教員の長時間労働の解消とワーク・ライフ・バランスの実現
教職員の働き方改革推進プロジェクト 編
「調整休暇制度」を打開策に

 教員の多忙化問題がかつてないほど注目を浴びている。OECD国際教員指導環境調査(TALIS)で調査参加国中、最も長時間勤務だった調査結果によって、日本の中学校教員の実態が教育界では再認識された。その中学校では当事者も含めた部活動の過重負担への異議申し立てによって、世間的にも学校現場の“ブラック”化が認知されつつある。
 教員の多忙化解消に対するチャレンジはこれまでもあったが、決め手を欠いてきた。

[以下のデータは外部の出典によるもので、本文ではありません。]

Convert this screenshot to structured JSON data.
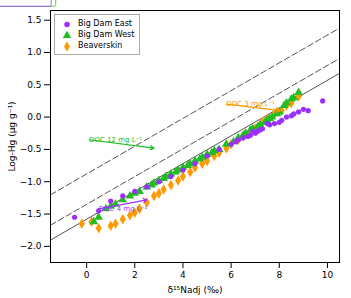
{
  "chart_data": {
    "type": "scatter",
    "xlabel": "δ¹⁵Nadj (‰)",
    "ylabel": "Log-Hg (μg g⁻¹)",
    "xlim": [
      -1.5,
      10.5
    ],
    "ylim": [
      -2.25,
      1.65
    ],
    "xticks": [
      0,
      2,
      4,
      6,
      8,
      10
    ],
    "yticks": [
      {
        "value": -2,
        "label": "−2.0"
      },
      -1.5,
      {
        "value": -1,
        "label": "−1.0"
      },
      -0.5,
      {
        "value": 0,
        "label": "0.0"
      },
      0.5,
      {
        "value": 1,
        "label": "1.0"
      },
      1.5
    ],
    "grid": false,
    "legend": "upper left",
    "series": [
      {
        "name": "Big Dam East",
        "type": "scatter",
        "color": "#9b30ff",
        "marker": "circle",
        "x": [
          9.8,
          9.2,
          9.0,
          8.8,
          8.6,
          8.5,
          8.3,
          8.1,
          8.0,
          7.8,
          7.6,
          7.5,
          7.3,
          7.2,
          7.1,
          7.0,
          6.9,
          6.8,
          6.7,
          6.5,
          6.3,
          6.2,
          6.0,
          5.5,
          5.0,
          4.5,
          4.0,
          3.5,
          3.0,
          2.5,
          2.0,
          1.5,
          1.0,
          0.5,
          -0.5
        ],
        "values": [
          0.25,
          0.1,
          0.12,
          0.08,
          0.05,
          0.02,
          0.0,
          -0.05,
          -0.08,
          -0.1,
          -0.12,
          -0.1,
          -0.18,
          -0.2,
          -0.22,
          -0.25,
          -0.22,
          -0.28,
          -0.3,
          -0.32,
          -0.35,
          -0.38,
          -0.42,
          -0.5,
          -0.6,
          -0.72,
          -0.82,
          -0.92,
          -1.0,
          -1.08,
          -1.15,
          -1.22,
          -1.3,
          -1.45,
          -1.55
        ]
      },
      {
        "name": "Big Dam West",
        "type": "scatter",
        "color": "#22bb22",
        "marker": "triangle",
        "x": [
          8.8,
          8.6,
          8.5,
          8.3,
          8.2,
          8.0,
          7.9,
          7.7,
          7.6,
          7.5,
          7.4,
          7.2,
          7.1,
          6.9,
          6.8,
          6.6,
          6.5,
          6.3,
          6.1,
          5.8,
          5.5,
          5.3,
          5.2,
          5.0,
          4.8,
          4.7,
          4.5,
          4.3,
          4.2,
          4.0,
          3.8,
          3.7,
          3.5,
          3.3,
          3.2,
          3.0,
          2.8,
          2.7,
          2.5,
          2.2,
          2.0,
          1.8,
          1.5,
          1.2,
          1.0,
          0.8,
          0.5,
          0.3
        ],
        "values": [
          0.38,
          0.3,
          0.28,
          0.22,
          0.18,
          0.08,
          0.05,
          0.0,
          -0.02,
          -0.05,
          -0.08,
          -0.12,
          -0.15,
          -0.18,
          -0.2,
          -0.25,
          -0.28,
          -0.32,
          -0.38,
          -0.42,
          -0.5,
          -0.52,
          -0.55,
          -0.58,
          -0.62,
          -0.65,
          -0.68,
          -0.72,
          -0.75,
          -0.78,
          -0.82,
          -0.85,
          -0.88,
          -0.92,
          -0.95,
          -0.98,
          -1.02,
          -1.05,
          -1.08,
          -1.15,
          -1.18,
          -1.22,
          -1.28,
          -1.35,
          -1.38,
          -1.42,
          -1.55,
          -1.62
        ]
      },
      {
        "name": "Beaverskin",
        "type": "scatter",
        "color": "#ff9900",
        "marker": "diamond",
        "x": [
          8.8,
          8.5,
          8.3,
          8.1,
          7.9,
          7.8,
          7.5,
          7.3,
          7.2,
          7.0,
          6.8,
          6.5,
          6.3,
          6.0,
          5.8,
          5.5,
          5.3,
          5.0,
          4.8,
          4.5,
          4.3,
          4.0,
          3.8,
          3.5,
          3.2,
          3.0,
          2.8,
          2.5,
          2.2,
          2.0,
          1.8,
          1.5,
          1.2,
          1.0,
          0.5,
          0.2,
          -0.2
        ],
        "values": [
          0.32,
          0.22,
          0.18,
          0.1,
          0.08,
          0.05,
          -0.02,
          -0.08,
          -0.12,
          -0.18,
          -0.22,
          -0.3,
          -0.35,
          -0.42,
          -0.48,
          -0.55,
          -0.6,
          -0.68,
          -0.72,
          -0.78,
          -0.85,
          -0.92,
          -0.98,
          -1.05,
          -1.12,
          -1.18,
          -1.22,
          -1.32,
          -1.42,
          -1.48,
          -1.52,
          -1.58,
          -1.65,
          -1.68,
          -1.72,
          -1.62,
          -1.65
        ]
      },
      {
        "type": "line",
        "color": "#555555",
        "line_style": "dashed",
        "x": [
          -1.5,
          10.5
        ],
        "values": [
          -1.2025,
          1.3775
        ]
      },
      {
        "type": "line",
        "color": "#555555",
        "line_style": "dashed",
        "x": [
          -1.5,
          10.5
        ],
        "values": [
          -1.6725,
          0.9075
        ]
      },
      {
        "type": "line",
        "color": "#555555",
        "line_style": "solid",
        "x": [
          -1.5,
          10.5
        ],
        "values": [
          -1.9025,
          0.6775
        ]
      }
    ],
    "annotations": [
      {
        "text": "DOC 3 mg L⁻¹",
        "color": "#ff9900",
        "x": 8.05,
        "y": 0.1,
        "text_x": 5.8,
        "text_y": 0.2
      },
      {
        "text": "DOC 12 mg L⁻¹",
        "color": "#22bb22",
        "x": 2.8,
        "y": -0.48,
        "text_x": 0.1,
        "text_y": -0.35
      },
      {
        "text": "DOC 4 mg L⁻¹",
        "color": "#9b30ff",
        "x": 2.5,
        "y": -1.28,
        "text_x": 0.5,
        "text_y": -1.42
      }
    ]
  }
}
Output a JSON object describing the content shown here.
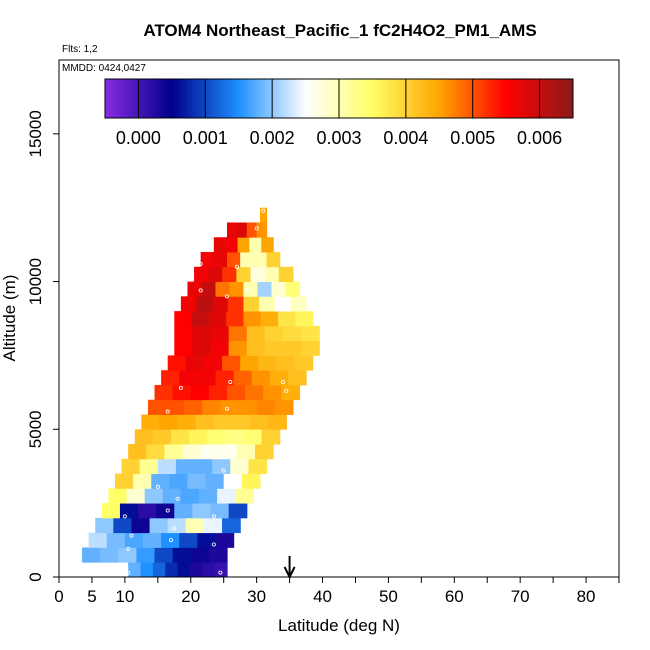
{
  "chart_data": {
    "type": "heatmap",
    "title": "ATOM4 Northeast_Pacific_1 fC2H4O2_PM1_AMS",
    "flights_label": "Flts: 1,2",
    "date_label": "MMDD: 0424,0427",
    "xlabel": "Latitude (deg N)",
    "ylabel": "Altitude (m)",
    "xlim": [
      0,
      85
    ],
    "ylim": [
      0,
      17500
    ],
    "x_ticks": [
      0,
      5,
      10,
      20,
      30,
      40,
      50,
      60,
      70,
      80
    ],
    "x_tick_labels": [
      "0",
      "5",
      "10",
      "20",
      "30",
      "40",
      "50",
      "60",
      "70",
      "80"
    ],
    "y_ticks": [
      0,
      5000,
      10000,
      15000
    ],
    "y_tick_labels": [
      "0",
      "5000",
      "10000",
      "15000"
    ],
    "colorbar": {
      "ticks": [
        0.0,
        0.001,
        0.002,
        0.003,
        0.004,
        0.005,
        0.006
      ],
      "tick_labels": [
        "0.000",
        "0.001",
        "0.002",
        "0.003",
        "0.004",
        "0.005",
        "0.006"
      ],
      "range": [
        -0.0005,
        0.0065
      ],
      "colors": [
        "#8a2be2",
        "#00008b",
        "#1e90ff",
        "#ffffff",
        "#ffff66",
        "#ffa500",
        "#ff0000",
        "#8b1a1a"
      ]
    },
    "marker_latitude": 35,
    "layers": [
      {
        "alt_bottom": 0,
        "alt_top": 500,
        "lat_start": 10.5,
        "lat_end": 25.5,
        "values": [
          0.0018,
          0.0015,
          0.0012,
          0.0008,
          0.0006,
          0.0003,
          0.0002,
          0.0001
        ]
      },
      {
        "alt_bottom": 500,
        "alt_top": 1000,
        "lat_start": 3.5,
        "lat_end": 25.5,
        "values": [
          0.0018,
          0.0019,
          0.002,
          0.0016,
          0.001,
          0.0006,
          0.0004,
          0.0003
        ]
      },
      {
        "alt_bottom": 1000,
        "alt_top": 1500,
        "lat_start": 4.5,
        "lat_end": 26.5,
        "values": [
          0.0022,
          0.0019,
          0.0017,
          0.0018,
          0.0015,
          0.001,
          0.0006,
          0.0003
        ]
      },
      {
        "alt_bottom": 1500,
        "alt_top": 2000,
        "lat_start": 5.5,
        "lat_end": 27.5,
        "values": [
          0.002,
          0.001,
          0.0004,
          0.002,
          0.0022,
          0.003,
          0.0024,
          0.0012
        ]
      },
      {
        "alt_bottom": 2000,
        "alt_top": 2500,
        "lat_start": 6.5,
        "lat_end": 28.5,
        "values": [
          0.0035,
          0.0006,
          0.0002,
          0.0004,
          0.0018,
          0.002,
          0.0019,
          0.001
        ]
      },
      {
        "alt_bottom": 2500,
        "alt_top": 3000,
        "lat_start": 7.5,
        "lat_end": 29.5,
        "values": [
          0.0035,
          0.0028,
          0.002,
          0.0018,
          0.0017,
          0.0018,
          0.0024,
          0.0032
        ]
      },
      {
        "alt_bottom": 3000,
        "alt_top": 3500,
        "lat_start": 8.5,
        "lat_end": 30.5,
        "values": [
          0.004,
          0.003,
          0.0018,
          0.0017,
          0.0019,
          0.0018,
          0.0025,
          0.0036
        ]
      },
      {
        "alt_bottom": 3500,
        "alt_top": 4000,
        "lat_start": 9.5,
        "lat_end": 31.5,
        "values": [
          0.004,
          0.0032,
          0.0022,
          0.0018,
          0.0018,
          0.002,
          0.0028,
          0.0038
        ]
      },
      {
        "alt_bottom": 4000,
        "alt_top": 4500,
        "lat_start": 10.5,
        "lat_end": 32.5,
        "values": [
          0.0042,
          0.0039,
          0.0032,
          0.0028,
          0.0026,
          0.0026,
          0.003,
          0.004
        ]
      },
      {
        "alt_bottom": 4500,
        "alt_top": 5000,
        "lat_start": 11.5,
        "lat_end": 33.5,
        "values": [
          0.0042,
          0.0041,
          0.0038,
          0.0036,
          0.0034,
          0.0033,
          0.0034,
          0.004
        ]
      },
      {
        "alt_bottom": 5000,
        "alt_top": 5500,
        "lat_start": 12.5,
        "lat_end": 34.5,
        "values": [
          0.0044,
          0.0045,
          0.0044,
          0.0042,
          0.0041,
          0.0041,
          0.0042,
          0.0043
        ]
      },
      {
        "alt_bottom": 5500,
        "alt_top": 6000,
        "lat_start": 13.5,
        "lat_end": 35.5,
        "values": [
          0.005,
          0.005,
          0.0049,
          0.0047,
          0.0046,
          0.0046,
          0.0047,
          0.0046
        ]
      },
      {
        "alt_bottom": 6000,
        "alt_top": 6500,
        "lat_start": 14.5,
        "lat_end": 36.5,
        "values": [
          0.0052,
          0.0054,
          0.0055,
          0.0053,
          0.005,
          0.0048,
          0.0046,
          0.0044
        ]
      },
      {
        "alt_bottom": 6500,
        "alt_top": 7000,
        "lat_start": 15.5,
        "lat_end": 37.5,
        "values": [
          0.0053,
          0.0056,
          0.0056,
          0.0053,
          0.0049,
          0.0046,
          0.0044,
          0.0042
        ]
      },
      {
        "alt_bottom": 7000,
        "alt_top": 7500,
        "lat_start": 16.5,
        "lat_end": 38.5,
        "values": [
          0.0054,
          0.0057,
          0.0056,
          0.005,
          0.0045,
          0.0043,
          0.0042,
          0.0041
        ]
      },
      {
        "alt_bottom": 7500,
        "alt_top": 8000,
        "lat_start": 17.5,
        "lat_end": 39.5,
        "values": [
          0.0055,
          0.0058,
          0.0056,
          0.0046,
          0.0042,
          0.0041,
          0.0041,
          0.004
        ]
      },
      {
        "alt_bottom": 8000,
        "alt_top": 8500,
        "lat_start": 17.5,
        "lat_end": 39.5,
        "values": [
          0.0055,
          0.0058,
          0.0057,
          0.0048,
          0.0042,
          0.004,
          0.0039,
          0.0038
        ]
      },
      {
        "alt_bottom": 8500,
        "alt_top": 9000,
        "lat_start": 17.5,
        "lat_end": 38.5,
        "values": [
          0.0055,
          0.006,
          0.0058,
          0.0052,
          0.0046,
          0.0044,
          0.0038,
          0.0036
        ]
      },
      {
        "alt_bottom": 9000,
        "alt_top": 9500,
        "lat_start": 18.5,
        "lat_end": 37.5,
        "values": [
          0.0056,
          0.0061,
          0.0058,
          0.0052,
          0.004,
          0.003,
          0.0025,
          0.0029
        ]
      },
      {
        "alt_bottom": 9500,
        "alt_top": 10000,
        "lat_start": 19.5,
        "lat_end": 36.5,
        "values": [
          0.0057,
          0.006,
          0.0048,
          0.0046,
          0.003,
          0.0021,
          0.0028,
          0.0034
        ]
      },
      {
        "alt_bottom": 10000,
        "alt_top": 10500,
        "lat_start": 20.5,
        "lat_end": 35.5,
        "values": [
          0.0056,
          0.0058,
          0.0052,
          0.004,
          0.0027,
          0.003,
          0.004
        ]
      },
      {
        "alt_bottom": 10500,
        "alt_top": 11000,
        "lat_start": 21.5,
        "lat_end": 33.5,
        "values": [
          0.0056,
          0.0057,
          0.005,
          0.003,
          0.003,
          0.004
        ]
      },
      {
        "alt_bottom": 11000,
        "alt_top": 11500,
        "lat_start": 23.5,
        "lat_end": 32.5,
        "values": [
          0.0057,
          0.0056,
          0.0045,
          0.003,
          0.0045
        ]
      },
      {
        "alt_bottom": 11500,
        "alt_top": 12000,
        "lat_start": 25.5,
        "lat_end": 31.5,
        "values": [
          0.0057,
          0.0058,
          0.005,
          0.0046
        ]
      },
      {
        "alt_bottom": 12000,
        "alt_top": 12500,
        "lat_start": 30.5,
        "lat_end": 31.5,
        "values": [
          0.0045
        ]
      }
    ],
    "sample_points": [
      {
        "lat": 10.5,
        "alt": 150
      },
      {
        "lat": 24.5,
        "alt": 150
      },
      {
        "lat": 10.5,
        "alt": 950
      },
      {
        "lat": 23.5,
        "alt": 1100
      },
      {
        "lat": 17,
        "alt": 1250
      },
      {
        "lat": 11,
        "alt": 1400
      },
      {
        "lat": 17.5,
        "alt": 1650
      },
      {
        "lat": 10,
        "alt": 2050
      },
      {
        "lat": 23.5,
        "alt": 2050
      },
      {
        "lat": 16.5,
        "alt": 2250
      },
      {
        "lat": 18,
        "alt": 2650
      },
      {
        "lat": 15,
        "alt": 3050
      },
      {
        "lat": 25,
        "alt": 3600
      },
      {
        "lat": 16.5,
        "alt": 5600
      },
      {
        "lat": 18.5,
        "alt": 6400
      },
      {
        "lat": 25.5,
        "alt": 5700
      },
      {
        "lat": 26,
        "alt": 6600
      },
      {
        "lat": 34,
        "alt": 6600
      },
      {
        "lat": 34.5,
        "alt": 6300
      },
      {
        "lat": 21.5,
        "alt": 9700
      },
      {
        "lat": 25.5,
        "alt": 9500
      },
      {
        "lat": 28.5,
        "alt": 9700
      },
      {
        "lat": 21.5,
        "alt": 10600
      },
      {
        "lat": 27,
        "alt": 10500
      },
      {
        "lat": 30,
        "alt": 11800
      },
      {
        "lat": 31,
        "alt": 12400
      }
    ]
  }
}
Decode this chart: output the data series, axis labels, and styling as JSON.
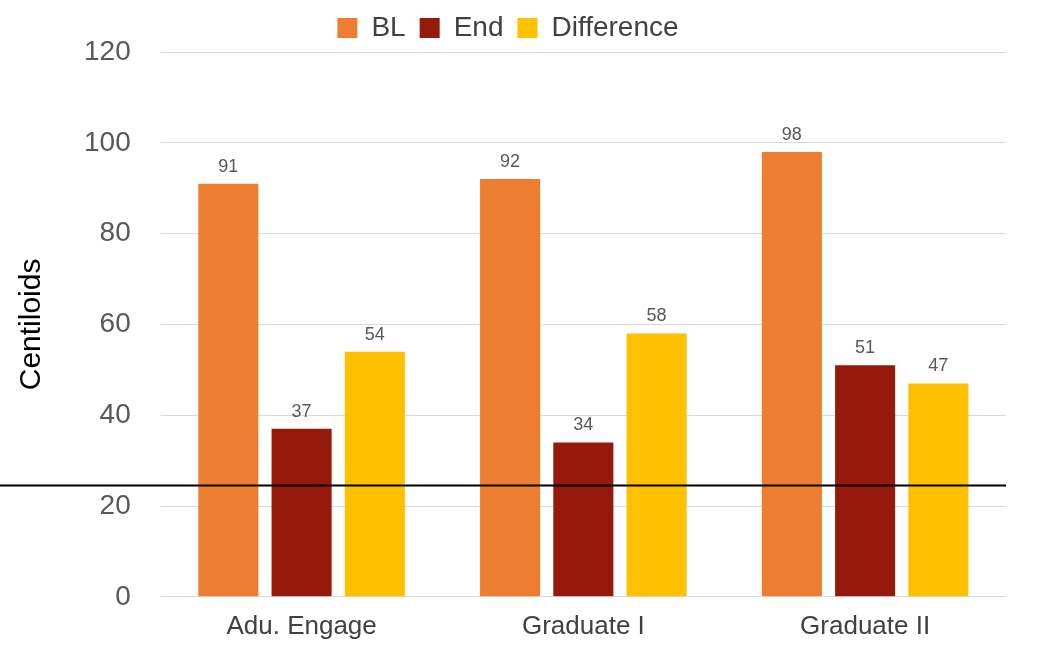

過労死ラインを超える働き方は放置できるはずもなく、教員の職務整理や、タイムカード導入による時間管理、夏休み期間などでの長期閉庁など、各地で新たな手は打たれてきているものの、実効性はどこまで担保できるか。
 本書が提案するのは、長時間労働の一因となっている「給特法」(公立の義務教育諸学校等の教育職員の給与等に関する特別措置法)の見直しを前提とした「調整休暇制度」の提案である。
 特に、代替策として浮上する「1年単位の変形労働時間制」の問題点を指摘し、時間外勤務手当てへの上限を伴いつつ、法定時間を超えた分を代替休暇とする「調整休暇制度」の有効性と現実性を主張している。
 多くの教員に自分たちの働き方を見詰め直し、教員本来のワーク・ライフ・バランスを獲得するための手段を考える機会を与えてくれる一冊である。